Le jugement dernier (The Last Judgement)(detail), Rogier van der Weyden (1400–1464), c.1450; Hospices de Beaune

Fr Neil’s homily for Quinquagesima, 27 February 2022

Do not praise a man before you hear him speak, for this is the test of men.¹

Words are important. Our ability to communicate by complicated speech patterns marks a major distinction between humans and other animals. Words are used to express thoughts, feelings, ideas and meaning. Language as a means of communication also reflects something of the divine image after which we are made.

We are used to referring to the recorded word of God when speaking about the scriptures. The scriptures reveal the story of God’s interactions with us, with humanity. The scriptures are also animated by the Holy Spirit so that they become the living word of God. Here we touch upon the power of the word as a living force.

In the beginning of creation God spoke, “Let it be…”² and that which did not exist came into being. The authoritative word has the ability to bring about life. It is why the created order is often referred to as the second scriptures, or testament to God.

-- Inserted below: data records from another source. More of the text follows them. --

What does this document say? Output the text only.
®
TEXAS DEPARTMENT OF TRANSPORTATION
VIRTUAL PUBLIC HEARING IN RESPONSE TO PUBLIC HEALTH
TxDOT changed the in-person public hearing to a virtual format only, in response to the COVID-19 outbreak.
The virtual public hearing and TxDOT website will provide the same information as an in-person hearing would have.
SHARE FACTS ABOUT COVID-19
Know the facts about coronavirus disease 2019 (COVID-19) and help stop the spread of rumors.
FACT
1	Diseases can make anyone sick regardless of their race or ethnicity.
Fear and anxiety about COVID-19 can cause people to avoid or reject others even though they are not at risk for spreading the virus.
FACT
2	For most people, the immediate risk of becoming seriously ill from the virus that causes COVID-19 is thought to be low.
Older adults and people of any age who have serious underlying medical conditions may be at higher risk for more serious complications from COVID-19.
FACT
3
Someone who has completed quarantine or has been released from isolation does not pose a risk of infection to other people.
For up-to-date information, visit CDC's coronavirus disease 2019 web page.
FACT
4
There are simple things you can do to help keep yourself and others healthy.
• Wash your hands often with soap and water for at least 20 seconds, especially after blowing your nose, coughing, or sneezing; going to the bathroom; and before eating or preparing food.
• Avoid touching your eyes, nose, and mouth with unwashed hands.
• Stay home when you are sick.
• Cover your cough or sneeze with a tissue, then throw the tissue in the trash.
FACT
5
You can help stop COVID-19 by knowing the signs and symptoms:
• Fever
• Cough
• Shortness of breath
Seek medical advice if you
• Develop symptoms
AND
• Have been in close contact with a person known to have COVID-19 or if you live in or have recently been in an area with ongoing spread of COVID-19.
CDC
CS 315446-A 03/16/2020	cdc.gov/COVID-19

In John’s prologue, Christ himself is identified as the “Word made flesh…that enlightens all men.”³ It is God’s dynamic proclaimed word that animates: healing the sick, recovering the sight of the blind, cleansing the leper and raising the dead.

Words have power. We hear much today about claims that certain people should be silenced, de-platformed and censored. We are told that their words are “violence” towards others whose feelings are hurt and damaged. There is a battle between those who want greater censorship in the public domain and those campaigning for the freedom of speech.

Both sides are aware that words are powerful. Those wishing to censor speak about how words can be dangerous and harmful, especially for minority groups — while the other side argues that the freedom of expression is vital in the search for truth and human flourishing.

Certainly, history teaches us that many dictators have burnt books and silenced opposition voices ‘for the common good of the nation state.’ We have even seen some of this over Covid. Those who wandered from the main narrative have had their social media accounts frozen and have been de-platformed; major protests involving tens of thousands of people against vaccine mandates and lockdown restriction were just not reported on. The very fact that I feel the need to make clear that am just highlighting a point not stating a position in relation to Covid is telling in itself.

There are those who wish to argue that words and speech are just the normative narrative between grown-ups and are not dangerous; but they are being disingenuous. Words can dehumanise, diminish and crush others as well as animate, inspire and enable human flourishing. Just take a moment to compare the recorded speeches of Adolf Hitler and Martin Luther King.

Most teachers will be able to tell you that a child who is encouraged, supported and told that they are loved will flourish, succeed and have greater life chances that the child who has heard the opposite.

The writer of Ecclesiasticus and Christ in the gospel both agree that the words which proceed from the mouth reveal a deeper truth about speaker. What is revealed in speech is what is in the heart. They are both clear that a good tree cannot bear rotten fruit. The state of our heart and soul is revealed in the things we consistently say.

How easy it is to transfer the dark feelings of our heart on to someone else by the manner in which we speak about them — or to them! We do this seeing with an absolute clarity the fault of the other, while far too often overlooking our own failings.

Christ exhorts us to take responsibility for the things we say and do because we will be judged by what we say as well as our actions. In Matthew 12:35-37 Christ says,

The good man out of his good treasure brings forth good, and the evil man out of his evil treasure brings forth evil. I tell you, on the day of judgment men will render account for every careless word they utter; for by your words you will be justified, and by your words you will be condemned.

James in his epistle speaks much about the tongue and humanity’s inability to tame it: “With it we bless the Lord and Father, and with it we curse men, who are made in the likeness of God.”⁴

How I understand St Paul’s exclamation “who will save a wretch like me?”⁵! Yet it is Paul himself who points to the remedy. Our only hope is to put immortality upon our mortality and the imperishable upon that which is perishable. In baptism we are clothed with Christ. When we go off-script and allow our unbridled mouths free reign, we can often ignite a fire that is difficult to put out.

Humility before God in confession is the most effective way of restoring the way of immortality. We will never tame the tongue without the aid of God’s sacramental graces. Lent is a wonderful opportunity to give more, to listen more attentively and “Let the word of Christ dwell in you richly, as you teach and admonish one another in all wisdom.”⁶

Our words can reveal whether death or life is at work in us. Yet, only when we are clothed in immortality are we able to cry out: “O Death, where is your victory? O death, where is your sting?”⁷

¹ Ecclesiasticus 27:7
² Genesis 1:3–27
³ John 1:14, 9
⁴ James 3:9
⁵ cf Romans 7:24
⁶ Colossians 3:16
⁷ 1 Corinthians 15:55

The editorial title comes from Proverbs 18:21.